« Le fait que l'appauvrissement de la couche d'ozone ait pu se produire dès la fin des années 1950, ce qui est bien plus tôt que ce que j'aurais imaginé, m'a complètement époustouflée », a déclaré la professeure Susan Solomon, pionnière de la chimie atmosphérique et co-autrice de l'étude .
Voici ce que cette recherche révèle sur le quand, le où, le comment — et pourquoi cela importe pour l'avenir de la surveillance atmosphérique.
Les scientifiques ont mené une sorte d'exercice de voyage dans le temps. Ils se sont demandé : si les instruments satellitaires sophistiqués et les algorithmes de détection dont nous disposons aujourd'hui avaient fonctionné au milieu du XXe siècle, quand auraient-ils détecté pour la première fois un signal clair d'origine humaine dans la couche d'ozone ?
En utilisant des données atmosphériques historiques et des techniques de modélisation modernes, ils ont découvert que la première empreinte digitale statistiquement incontestable de l'appauvrissement de l'ozone aurait été observée en 1957. Cela représente environ 30 ans avant que le trou d'ozone antarctique ne soit signalé pour la première fois en 1985 .
Les manuels scolaires ont longtemps accusé les chlorofluorocarbures (CFC) — utilisés dans les réfrigérants, les propulseurs et les agents d'expansion des mousses — comme étant la cause principale de la perte d'ozone . La nouvelle étude révèle un responsable de départ différent.
La dégradation détectable la plus précoce a été causée par le tétrachlorure de carbone (CCl₄) , un composé chimique largement utilisé dans le nettoyage à sec et le dégraissage industriel à partir des années 1930. Ce fut une surprise majeure pour l'équipe de recherche .
Bien que les CFC aient fini par devenir les substances appauvrissant la couche d'ozone dominantes, le tétrachlorure de carbone semble avoir été le premier à s'accumuler en concentrations suffisantes dans la haute atmosphère pour causer des dommages mesurables .
La première « empreinte digitale » claire de la perte d'ozone d'origine humaine n'est pas apparue au-dessus des pôles. Elle a plutôt été trouvée dans la haute stratosphère des tropiques . Cette région se situe entre environ 30 et 50 kilomètres au-dessus de la surface de la Terre, près de l'équateur.
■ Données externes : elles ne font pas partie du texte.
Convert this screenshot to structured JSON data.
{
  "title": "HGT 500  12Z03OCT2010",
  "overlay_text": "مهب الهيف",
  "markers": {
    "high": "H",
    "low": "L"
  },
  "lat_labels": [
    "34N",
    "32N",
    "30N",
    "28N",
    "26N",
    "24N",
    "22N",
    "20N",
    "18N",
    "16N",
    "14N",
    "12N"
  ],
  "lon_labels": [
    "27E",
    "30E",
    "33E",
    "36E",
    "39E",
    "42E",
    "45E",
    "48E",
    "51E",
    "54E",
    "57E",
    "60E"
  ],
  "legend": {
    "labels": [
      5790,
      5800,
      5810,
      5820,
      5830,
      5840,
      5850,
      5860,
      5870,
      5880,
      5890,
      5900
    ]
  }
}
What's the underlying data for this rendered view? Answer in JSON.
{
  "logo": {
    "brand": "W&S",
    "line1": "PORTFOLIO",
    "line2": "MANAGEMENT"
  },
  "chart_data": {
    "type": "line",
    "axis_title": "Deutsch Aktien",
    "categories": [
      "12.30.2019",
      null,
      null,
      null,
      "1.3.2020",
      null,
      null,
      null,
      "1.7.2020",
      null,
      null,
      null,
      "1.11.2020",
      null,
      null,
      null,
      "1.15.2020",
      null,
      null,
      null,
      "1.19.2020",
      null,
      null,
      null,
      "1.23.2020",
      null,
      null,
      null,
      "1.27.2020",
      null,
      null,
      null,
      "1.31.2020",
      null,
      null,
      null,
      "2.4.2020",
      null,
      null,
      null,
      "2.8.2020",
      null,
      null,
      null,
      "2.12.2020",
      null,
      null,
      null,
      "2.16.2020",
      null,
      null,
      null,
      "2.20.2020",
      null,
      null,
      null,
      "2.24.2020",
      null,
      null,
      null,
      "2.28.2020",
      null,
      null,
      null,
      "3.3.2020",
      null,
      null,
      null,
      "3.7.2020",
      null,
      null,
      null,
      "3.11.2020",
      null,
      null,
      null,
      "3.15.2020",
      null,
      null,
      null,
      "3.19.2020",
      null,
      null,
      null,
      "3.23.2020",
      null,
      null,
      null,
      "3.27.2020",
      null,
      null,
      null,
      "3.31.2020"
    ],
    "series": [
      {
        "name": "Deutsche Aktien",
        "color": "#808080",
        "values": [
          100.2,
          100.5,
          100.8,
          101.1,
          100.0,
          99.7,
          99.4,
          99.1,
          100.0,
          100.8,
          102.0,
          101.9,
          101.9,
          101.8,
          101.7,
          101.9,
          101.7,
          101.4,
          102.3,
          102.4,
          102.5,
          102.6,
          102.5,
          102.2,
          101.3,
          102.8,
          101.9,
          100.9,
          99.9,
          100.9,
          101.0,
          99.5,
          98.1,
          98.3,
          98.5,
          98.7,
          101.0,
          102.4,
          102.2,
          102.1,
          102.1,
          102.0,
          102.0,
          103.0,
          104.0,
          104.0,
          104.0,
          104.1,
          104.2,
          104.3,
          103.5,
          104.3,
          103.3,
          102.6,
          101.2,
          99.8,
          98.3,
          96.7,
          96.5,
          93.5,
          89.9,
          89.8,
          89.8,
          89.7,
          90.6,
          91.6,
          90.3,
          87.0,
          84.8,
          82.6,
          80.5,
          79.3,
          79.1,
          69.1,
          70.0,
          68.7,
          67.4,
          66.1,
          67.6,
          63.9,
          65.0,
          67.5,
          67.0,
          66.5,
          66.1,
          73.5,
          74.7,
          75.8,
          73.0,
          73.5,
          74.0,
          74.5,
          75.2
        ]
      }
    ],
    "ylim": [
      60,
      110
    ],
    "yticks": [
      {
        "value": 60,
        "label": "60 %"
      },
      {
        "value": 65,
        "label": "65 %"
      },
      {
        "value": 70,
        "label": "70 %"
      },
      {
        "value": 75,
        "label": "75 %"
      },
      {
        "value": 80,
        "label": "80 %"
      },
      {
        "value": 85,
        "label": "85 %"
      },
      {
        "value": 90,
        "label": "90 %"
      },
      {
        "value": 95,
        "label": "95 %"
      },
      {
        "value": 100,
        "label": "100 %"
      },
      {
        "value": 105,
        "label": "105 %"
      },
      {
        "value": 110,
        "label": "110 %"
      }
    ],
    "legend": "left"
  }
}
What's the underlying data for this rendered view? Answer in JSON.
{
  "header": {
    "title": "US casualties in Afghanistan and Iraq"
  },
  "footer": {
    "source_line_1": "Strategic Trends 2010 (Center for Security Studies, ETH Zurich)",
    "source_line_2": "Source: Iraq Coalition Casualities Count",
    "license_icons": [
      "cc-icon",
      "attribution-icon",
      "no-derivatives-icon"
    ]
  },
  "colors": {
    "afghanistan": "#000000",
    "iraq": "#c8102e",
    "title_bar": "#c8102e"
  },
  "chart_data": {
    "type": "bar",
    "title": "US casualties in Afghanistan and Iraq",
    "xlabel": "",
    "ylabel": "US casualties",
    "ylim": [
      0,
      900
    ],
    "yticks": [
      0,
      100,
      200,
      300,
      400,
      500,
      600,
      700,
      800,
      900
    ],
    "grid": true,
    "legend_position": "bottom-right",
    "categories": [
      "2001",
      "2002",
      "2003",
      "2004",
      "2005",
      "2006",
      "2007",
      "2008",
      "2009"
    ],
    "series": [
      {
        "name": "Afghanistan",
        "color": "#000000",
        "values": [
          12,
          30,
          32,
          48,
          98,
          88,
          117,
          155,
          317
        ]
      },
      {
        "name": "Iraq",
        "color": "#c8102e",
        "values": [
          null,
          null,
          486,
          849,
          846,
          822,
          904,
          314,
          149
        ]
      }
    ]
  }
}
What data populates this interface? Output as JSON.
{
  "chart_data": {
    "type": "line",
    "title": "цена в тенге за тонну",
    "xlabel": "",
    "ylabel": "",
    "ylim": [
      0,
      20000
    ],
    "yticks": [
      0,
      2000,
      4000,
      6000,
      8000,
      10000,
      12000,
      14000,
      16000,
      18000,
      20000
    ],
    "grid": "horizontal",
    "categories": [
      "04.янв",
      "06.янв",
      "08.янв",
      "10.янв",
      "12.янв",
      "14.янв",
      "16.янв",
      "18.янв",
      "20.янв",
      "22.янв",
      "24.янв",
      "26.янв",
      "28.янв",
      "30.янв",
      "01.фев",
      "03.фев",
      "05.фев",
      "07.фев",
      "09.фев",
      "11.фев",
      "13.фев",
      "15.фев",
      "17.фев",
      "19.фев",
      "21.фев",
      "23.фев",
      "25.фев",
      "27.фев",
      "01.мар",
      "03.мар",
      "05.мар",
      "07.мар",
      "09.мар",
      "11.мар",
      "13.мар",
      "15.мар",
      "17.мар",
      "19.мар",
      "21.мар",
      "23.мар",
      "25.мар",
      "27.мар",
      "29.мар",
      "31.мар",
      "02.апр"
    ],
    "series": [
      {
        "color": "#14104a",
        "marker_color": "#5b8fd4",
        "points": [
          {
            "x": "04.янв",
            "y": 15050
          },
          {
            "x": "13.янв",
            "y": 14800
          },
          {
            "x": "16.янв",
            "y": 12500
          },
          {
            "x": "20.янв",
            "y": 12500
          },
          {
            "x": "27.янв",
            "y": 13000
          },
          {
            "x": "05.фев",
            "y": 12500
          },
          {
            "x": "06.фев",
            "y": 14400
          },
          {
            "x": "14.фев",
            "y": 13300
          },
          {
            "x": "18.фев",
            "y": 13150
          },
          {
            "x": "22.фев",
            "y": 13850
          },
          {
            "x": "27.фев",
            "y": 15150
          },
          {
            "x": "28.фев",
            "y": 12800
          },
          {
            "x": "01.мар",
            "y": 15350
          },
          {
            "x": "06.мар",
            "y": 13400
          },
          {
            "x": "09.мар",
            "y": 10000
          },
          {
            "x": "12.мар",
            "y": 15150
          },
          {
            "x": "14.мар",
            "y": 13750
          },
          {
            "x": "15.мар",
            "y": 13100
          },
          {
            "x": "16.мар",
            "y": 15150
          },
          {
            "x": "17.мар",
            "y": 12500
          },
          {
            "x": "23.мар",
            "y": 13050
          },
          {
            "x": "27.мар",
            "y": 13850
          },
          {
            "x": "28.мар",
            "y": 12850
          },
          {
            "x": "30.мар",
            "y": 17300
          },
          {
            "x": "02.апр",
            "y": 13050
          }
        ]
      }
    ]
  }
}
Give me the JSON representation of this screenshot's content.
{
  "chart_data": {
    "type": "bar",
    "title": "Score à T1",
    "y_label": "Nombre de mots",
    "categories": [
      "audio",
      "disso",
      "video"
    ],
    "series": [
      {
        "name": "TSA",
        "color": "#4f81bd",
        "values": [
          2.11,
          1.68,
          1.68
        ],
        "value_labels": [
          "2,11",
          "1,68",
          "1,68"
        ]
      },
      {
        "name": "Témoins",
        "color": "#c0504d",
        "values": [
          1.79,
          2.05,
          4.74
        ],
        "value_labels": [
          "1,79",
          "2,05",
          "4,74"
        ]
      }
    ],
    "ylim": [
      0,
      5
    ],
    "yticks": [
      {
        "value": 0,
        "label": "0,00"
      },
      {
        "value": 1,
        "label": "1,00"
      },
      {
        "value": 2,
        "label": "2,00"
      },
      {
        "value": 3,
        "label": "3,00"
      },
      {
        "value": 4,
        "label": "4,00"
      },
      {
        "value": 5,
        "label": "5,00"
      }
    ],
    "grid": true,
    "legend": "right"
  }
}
Cette découverte bouleverse le récit géographique conventionnel de l'appauvrissement de la couche d'ozone, qui a toujours été centré sur l'Antarctique .
Au-delà de la correction du récit historique, l'étude porte un message tourné vers l'avenir concernant la science atmosphérique et la politique environnementale.
Elle démontre que l'atmosphère peut montrer des signes d'alerte précoces et subtils de dommages, bien avant qu'un effet spectaculaire — comme le trou d'ozone antarctique — ne devienne visible. Elle montre également que les produits chimiques responsables peuvent être inattendus et pas nécessairement ceux qui finissent par attirer le plus l'attention .
Solomon a souligné l'urgence de cette leçon : « Il est vraiment important de continuer à surveiller afin de pouvoir comprendre pleinement comment l'atmosphère réagit et se rétablit » .
L'article sert de rappel que le Protocole de Montréal, bien qu'étant un succès retentissant qui a mis la couche d'ozone sur la voie de la guérison , ne doit pas endormir le monde dans une fausse sécurité. Le même type de dommages subtils et précoces pourrait se produire aujourd'hui avec d'autres produits chimiques si la surveillance n'est pas maintenue et perfectionnée.